Has anyone else been driven to desperation by their kid? I’m talking about the kind of desperation where you end up feeling like you need to be in a dark silent room for at least an hour, in order to recover. The kind of desperation that is brought on by a tantrum of humongous proportions. If the tantrum were an earthquake it would be off the Richter scale. It does, in fact, feel like an earthquake! Your otherwise adorable offspring turns into the uncontrollable, screaming, insult hurling brat that you tend to see on ‘super nanny’. It lasts but for a moment, whether that’s literally a minute or thirty. When it’s over, they go back to being their lovely little selves.
Anyone know what I’m talking about? Anyone else been there?
I know the answer is yes! I’m pretty sure that every mum who’s ever had young children has, at some point, been in that situation.
Often, when I discuss this kind of desperation with other parents who know my four year old daughter, they say: “Not Aliyah! I don’t believe it.” The reason they don’t believe it is that my daughter is usually a picture of politeness and propriety. Every morning on her way up the steps of Cameron House nursery school ( the BEST in Edinburgh by the way ;-)), she greets each child and parent or grandparent: “Good morning!” She makes polite conversation and shows a genuine and cheerful interest in people. You would think she’s been to four year old finishing school sometimes. She is, in fact, truly and gorgeously lovely, most of the time. So how could anyone imagine there’s another side to this sweet child?
But there is. Just like every child. And as you can guess, I’ve been experiencing it recently. So over the last few weeks I’ve been concerning myself with the following questions:
Why does it happen? And what do I do about it? Here are some of my thoughts:
Why does it happen?
There are practical/ physical reasons why, like tiredness and hunger. These are usually quite easy to fix. Just carry a bag of dried apricots, some kind of carb snack, and a water bottle at all times. Make sure you stop to rest. Simple wisdom.
But then there’s the other ‘why’s. The emotional and cognitive and relational ones. Let me explain:
I reckon kids have it tough these days. There are so many stimuli in their world. So much to take in: TV, computers, iPhones, iPads; Princesses dress apps, talking Tom, talking Pierre, talking Gina. There’s Peppa pig, princess Merida, Doc Mc Stuffins. And as if all that wasn’t enough, we ( me very much included) tend to want to educate and develop our kids with endless extra curricular activities: Swimming, ballet, gym nippers, kinder music. To add a bit more, we take them travelling. They experience new sights, new tastes, new smells, relatively often. It’s a great and exciting life they lead. But I’m just starting to wonder if it’s all a little too much. Because apart from all these stimuli, their little souls have so much emotional stuff to come to terms with: why little Johnny at nursery called them ‘stupid’; why little Miranda will talk to them one day and the next day ignore them; why sometimes they feel happy and sometimes sad. Horrendous tantrums might, just might partly be an expression of confusion and insecurity. Of not knowing what to do with it all?

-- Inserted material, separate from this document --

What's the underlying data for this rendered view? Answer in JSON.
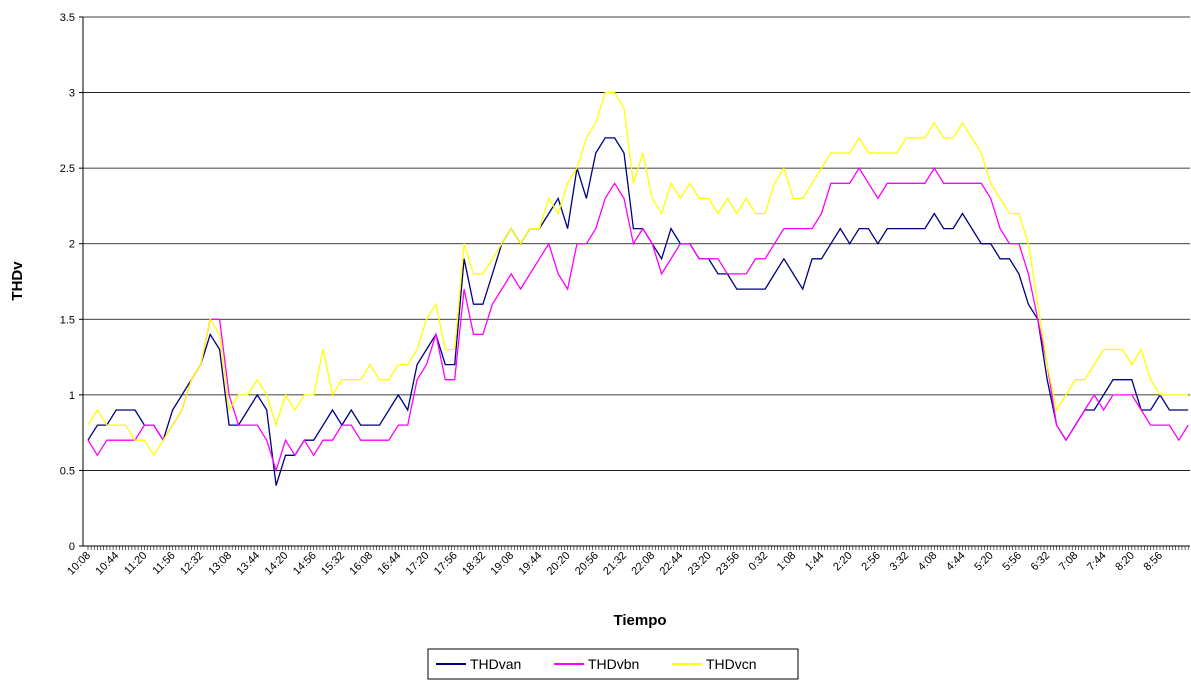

Another ‘why’ I see is the straight forward power struggle: “I’m four and I know best. I want it done my way, and if you interfere I WILL scream!”
So what do I do about it?
The conclusion I’m starting to get to, is that now, more than ever, kids desperately need very clear boundaries in their lives. Boundaries that tell them where they can go and where they can’t. Boundaries that let them know what they can and can’t do in order to be safe and confident in the midst of all the stimuli, the emotions, and the power struggle. These boundaries, for my kid and me, are about things like talking back, shouting, running off in the shopping centre, being kind, tidying up, being polite. They are about little things that can make or break your day. Little things that can hopefully navigate you away from that devastating, desperate earthquake of a tantrum I was describing earlier. Or at least navigate you away from having several in a day.
Recently I’ve employed a new method in order to explain to my Aliyah about when she’s getting close to a boundary. A good friend of mine suggested this to me during a desperate mums’ conversation. Aliyah and I have agreed on a code. She and I know that when this code is signalled, it acts as a warning sign that a boundary is about to be crossed. The code is “Pink and Yellow Butterfly”. We even have props that we’ve made together, to hold up. I guess they act a bit like stop signs. They are supposed to stop her in her tracks; to help her avoid “tantrum lane.” She knows that when I say the words and or hold up the sign she is about to go too far. If she choses to ignore it, there are consequences.
Establishing boundaries is hard. And helping a little one to not cross them is even harder. It takes endless repetition and a good measure of emotional energy. My hope is that it helps get a little kid to feel more safe and happy. And that eventually, it helps to maintain some level of sanity in a mum’s crazy world.
Easier said than done, you say? Absolutely agreed! So your comments, strategies and thoughts are most welcome!